Die Negev-Wüste bedeckt 60 Prozent der Fläche von Israel. Der Name bedeutet: „Die Trockene“. Eine tote, staubige Sandwüste. Doch gerade hier wollen israelische Wissenschaftler eines der drängendsten Probleme der Region lösen: Den Wassermangel.

Mitten in der Negev-Wüste liegt das Blausteininstitut der Ben Gurion Universität. Hier erforschen Professor Samuel Appelbaum und seine Kollegen ein ganz besonderes Naturwunder: Wüstenwasser. 30.000 Jahre lang hatte dieses Wasser verborgen in tiefen Erdschichten gelagert. Es sind wahrscheinlich die Reste eines Meeres, das in Urzeiten die Erde im Nahen Osten bedeckte – heute ist das fossile Wasser der Grundstock für neues Leben in der Wüste.

Das Geschenk aus der Urzeit umfasst viele Milliarden Kubikmeter – 300 Jahre lang könnte Israel damit Fischzucht und Landwirtschaft betreiben. Unabhängig von Flüssen, Regen- oder Grundwasser.

Wasser in der Wüste

Gefördert wird der Schatz aus der Tiefe in gesicherten Pumpstationen.
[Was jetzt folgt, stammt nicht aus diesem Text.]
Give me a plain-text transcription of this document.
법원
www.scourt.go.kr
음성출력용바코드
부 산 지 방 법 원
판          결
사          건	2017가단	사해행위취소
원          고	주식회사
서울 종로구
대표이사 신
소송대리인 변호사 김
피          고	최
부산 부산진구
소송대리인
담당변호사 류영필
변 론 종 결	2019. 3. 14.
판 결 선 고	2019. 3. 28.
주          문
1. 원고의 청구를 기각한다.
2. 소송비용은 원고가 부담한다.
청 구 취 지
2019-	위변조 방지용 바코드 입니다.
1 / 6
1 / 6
Bis zu 1000 Meter tief musste gebohrt werden. Dafür ist das fossile Wasser billig und darf – anders als Süßwasser – ohne Abgabequoten verteilt werden. So lohnt sich auch eine eigene Teichwirtschaft. Vier Betriebe produzieren rund 200.000 Fische im Jahr mit dem Wüstenwasser. Die meisten davon werden auf den Basaren des Landes verkauft. Landwirtschaft und Fischzucht gab es bisher vor allem im israelischen Norden. Künftig könnte ausgerechnet der trockene Süden wirtschaftlich stärker werden.

Sogar der Tourismus profitiert vom neuen Überfluss. Das warme und leicht salzige Wasser wird in Thermalbäder geleitet, in denen unter anderem Gelenkschmerzen kuriert werden sollen. Anwohner und Besucher genießen den Luxus in Wüstennähe.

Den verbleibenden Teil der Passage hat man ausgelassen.